Perhaps we need a California DOGE!
It’s not entirely the process at fault, although that is part of it. It’s the fact that we have a for-profit housing market and if the project doesn’t pencil it doesn’t get built.
We are a capitalist country and a for-profit society for the most part. I would question where all the in-lieu fees collected from market-rate projects are, and how are they being used to develop “affordable housing”. The “affordable housing” cartel virtually guarantees that enough units are never built and those that are rival market-rate development costs.
For profit is just how our capitalistic system works right now, and we don’t have a realistic better way to build housing for the scale and amount in the USA with the current systems in place. We need to change the system where developers can build affordable, dense, housing, and still make a profit. That means changing zoning, removing red tape, removing community invovement, and encouraging positive urbanization
So sad to see so many delays!
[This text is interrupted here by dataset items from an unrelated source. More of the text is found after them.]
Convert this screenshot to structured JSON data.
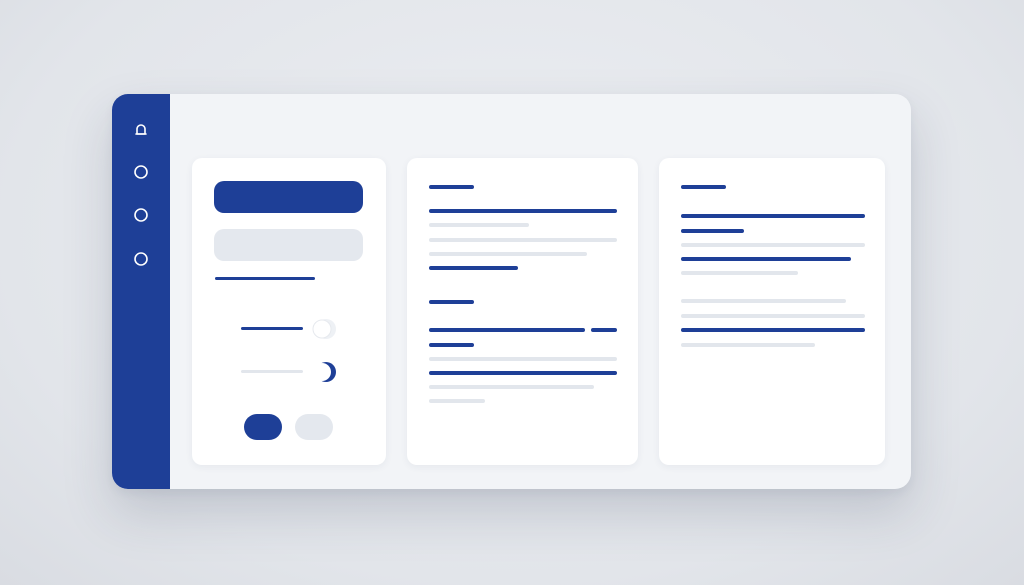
{
  "app": {
    "title": ""
  },
  "sidebar": {
    "items": [
      {
        "icon": "bell-icon"
      },
      {
        "icon": "circle-icon"
      },
      {
        "icon": "circle-icon"
      },
      {
        "icon": "circle-icon"
      }
    ]
  },
  "settings_panel": {
    "primary_button_label": "",
    "input_value": "",
    "toggles": [
      {
        "state": "off"
      },
      {
        "state": "on"
      }
    ],
    "action_buttons": [
      {
        "style": "primary",
        "label": ""
      },
      {
        "style": "secondary",
        "label": ""
      }
    ]
  },
  "document_panels": [
    {
      "title": "",
      "body": ""
    },
    {
      "title": "",
      "body": ""
    }
  ],
  "colors": {
    "accent": "#1e3f97",
    "placeholder": "#e2e6ec",
    "panel": "#ffffff",
    "window": "#f2f4f7",
    "background": "#e2e5ea"
  }
}
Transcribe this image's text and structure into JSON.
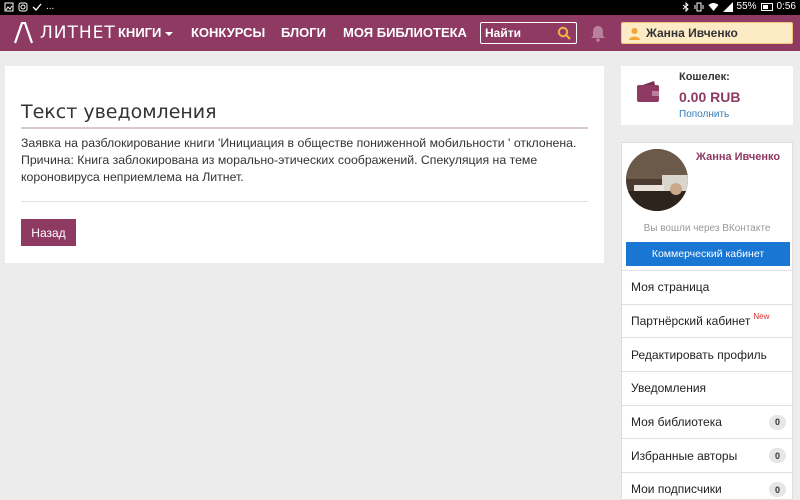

This is a good project. I live and work very nearby. Oakland is essentially broken, especially Planning and building! Not even fun to work with them anymore.
Really sad to hear that from you TD considering all the great work you’ve done in Oakland
I graduated from here when it was known as the California college of arts and crafts. I like what I see, but I’m a bit disappointed that the carriage house doesn’t seem to be included in the plan. I hope they do preserve the carriage house as it is just as important as the mansion itself.
Well, there are a bunch of homeless encampments being dismantled, there are a bunch of empty buildings with living space and kitchens a plenty. The homeless can move on in, services the homeless and fills the abandoned buildings. YIMBY
Its also the very high local and state fees. The average impact fee on a multifamily unit in California is $21,703, nearly triple the national average of $8,034. Similarly, California’s average single-family unit fee of $37,471 is triple the national average of $13,627.